Monday, 2 November 2020

The height of absurdity


How quickly time flies. It was just over a week ago that I suggested that the ‘Welsh’ Conservatives needed to be careful in their criticism of Drakeford’s firebreak, because their words would come back to haunt them when, eventually Johnson was forced to follow suit. It happened sooner than expected, but given that the announcement was made on Halloween, using the word ‘haunt’ looks rather more prescient than it ought to. It’s not the first time that loyal supporters of Johnson have gone out and robustly defended a policy only to find that it’s changing as they speak – and we can confidently predict that it won’t be the last. Somehow, his ability to use them as cover and leave them looking complete fools is a lesson which they seem incapable of learning.

The man himself was describing a further national lockdown in England as “the height of absurdity” just 10 days before announcing it, although by next week he’ll probably deny ever having said such a thing. The real absurdity, though, isn’t that England finds itself in a second lockdown but that, even now, the lessons from the first have not been learned, and government action is so inadequate that a third lockdown early next year is highly probable. Unless steps are taken to make test, trace, and isolate work properly, all the lockdown will achieve is a delay. And the test and trace system is currently a complete shambles. Most attention is focussed on the numbers of people being tested and traced, but that isn’t the real objective of the system – it is to isolate those who are, or may be, infected. Even if they managed to get the number of people traced up to 100%, unless those told to isolate then do so the exercise is pointless. Isolation seems to be the forgotten part of the system, but it’s actually the most important. Testing, tracking, and tracing does not prevent a single infection – it’s the isolation which does that.

There was a report a few days ago about the outcome of police enquiries into almost 6,000 people identified by UK Border Force as needing to self-isolate after arrival in the UK. Of those, only around three-quarters were abiding by the rules. 380 were not traced because they had given false details, and another 629 could not be spoken to ‘because they were out’. New arrivals in the UK are in a different category to those identified by the tracking staff, but it’s a reasonable assumption that similar issues exist. The truth is that self-isolation is largely optional and unenforced. Trying to ‘enforce’ it by imposing large fines on those caught is missing the point. Punishing the few who are caught doesn’t stop infections. Those countries which have most successfully controlled the virus have done much more to ensure that people actually do isolate themselves, and England is failing, badly, on this element. And, despite the Welsh track and trace systems being better and more effective than the English system, the Welsh government’s performance on ensuring isolation looks no better. Unless this is addressed before the end of the lockdown period, the virus will simply start to spread again.

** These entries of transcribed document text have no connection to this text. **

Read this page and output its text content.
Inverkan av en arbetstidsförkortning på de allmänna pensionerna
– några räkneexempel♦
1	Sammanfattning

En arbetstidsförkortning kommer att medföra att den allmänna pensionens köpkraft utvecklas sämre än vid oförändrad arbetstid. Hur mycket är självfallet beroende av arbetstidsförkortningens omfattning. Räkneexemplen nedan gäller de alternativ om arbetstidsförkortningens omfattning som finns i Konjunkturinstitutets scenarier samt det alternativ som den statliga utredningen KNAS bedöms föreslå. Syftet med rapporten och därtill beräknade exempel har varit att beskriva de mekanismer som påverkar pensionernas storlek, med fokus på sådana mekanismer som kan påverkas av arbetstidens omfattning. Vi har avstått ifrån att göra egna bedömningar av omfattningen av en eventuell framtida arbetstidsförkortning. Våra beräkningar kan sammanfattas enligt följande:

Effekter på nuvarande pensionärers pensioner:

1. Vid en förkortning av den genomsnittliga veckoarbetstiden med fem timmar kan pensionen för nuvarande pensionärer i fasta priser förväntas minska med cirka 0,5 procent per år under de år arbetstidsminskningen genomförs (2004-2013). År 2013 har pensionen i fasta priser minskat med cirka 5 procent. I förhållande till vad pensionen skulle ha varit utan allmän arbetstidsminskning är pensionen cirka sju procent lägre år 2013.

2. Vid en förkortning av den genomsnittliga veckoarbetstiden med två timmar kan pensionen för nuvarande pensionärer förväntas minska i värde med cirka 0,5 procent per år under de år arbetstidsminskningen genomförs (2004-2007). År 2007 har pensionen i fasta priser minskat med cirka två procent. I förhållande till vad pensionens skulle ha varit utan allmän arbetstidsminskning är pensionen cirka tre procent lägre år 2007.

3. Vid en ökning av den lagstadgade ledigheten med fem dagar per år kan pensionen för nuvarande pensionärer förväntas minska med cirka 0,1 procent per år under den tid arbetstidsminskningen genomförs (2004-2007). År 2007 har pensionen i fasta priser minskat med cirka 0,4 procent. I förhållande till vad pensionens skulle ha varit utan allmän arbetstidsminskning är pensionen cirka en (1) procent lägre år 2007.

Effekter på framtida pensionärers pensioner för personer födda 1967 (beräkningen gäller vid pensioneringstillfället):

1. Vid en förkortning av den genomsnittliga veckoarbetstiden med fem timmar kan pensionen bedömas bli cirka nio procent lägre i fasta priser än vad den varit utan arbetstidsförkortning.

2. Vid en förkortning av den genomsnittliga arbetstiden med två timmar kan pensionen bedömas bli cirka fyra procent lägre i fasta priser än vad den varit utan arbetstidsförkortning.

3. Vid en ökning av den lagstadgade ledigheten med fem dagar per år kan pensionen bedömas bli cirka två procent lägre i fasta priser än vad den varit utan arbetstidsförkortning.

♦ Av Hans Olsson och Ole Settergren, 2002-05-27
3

There are two things which could be done to ensure greater compliance with the self-isolation requirement, and neither of them involve fines. Facilitating compliance with the rules is likely to be much more effective than punishing non-compliance. The first is to ensure that no-one loses out financially by following the instruction to self-isolate. And the second is to requisition some of the temporarily closed hotels and let people move into them for the necessary period, ensuring not only that they are properly isolated but also that their needs, including medical needs, are met.

The first of those is simply a matter of money. The Chancellor, time and again, has shown a willingness to create enough money to launch headline-catching schemes, but has always stopped short of spending enough to ensure that they are effective. It’s the worst of all worlds – huge expense to underachieve rather than spending a little more to get the job done properly. Their aversion to the possibility that anyone might get something to which he or she is not ‘entitled’ prevents them from ensuring that everybody else gets enough to do the right thing. Without proper financial compensation, people who are going to lose out, particularly if they’re already among the lowest paid, will find it difficult to comply with the need to self-isolate. Fining them doesn’t help.

The second would need to be voluntary; obliging people to leave their homes and stay somewhere else (even if it’s a nice comfortable hotel paid for by government) for two weeks does not sit well with our attitude to freedom. But other countries have taken the step, some of them only for new arrivals to the country, but others for domestic cases as well. It’s been suggested by one of the advisors to the Scottish Government as a response to the finding that many, or even most, new infections are happening in people’s homes. The question we should be asking is whether there is really an effective alternative which does not leave large numbers of carriers of the virus wandering around infecting others.

We can already be reasonably certain that some 10,000 to 20,000 more COVID deaths will be recorded between now and the end of the year, just from those already infected. How much higher than that the number goes – and for how long into next year we will continue to see high numbers of excess deaths – depends directly on reducing the level of infections. If governments aren’t prepared to take the necessary steps to stop transmission more or less completely, they should stop pretending that doing so is their objective, and admit that they’re only trying to slow the virus’ progress such that the NHS can cope.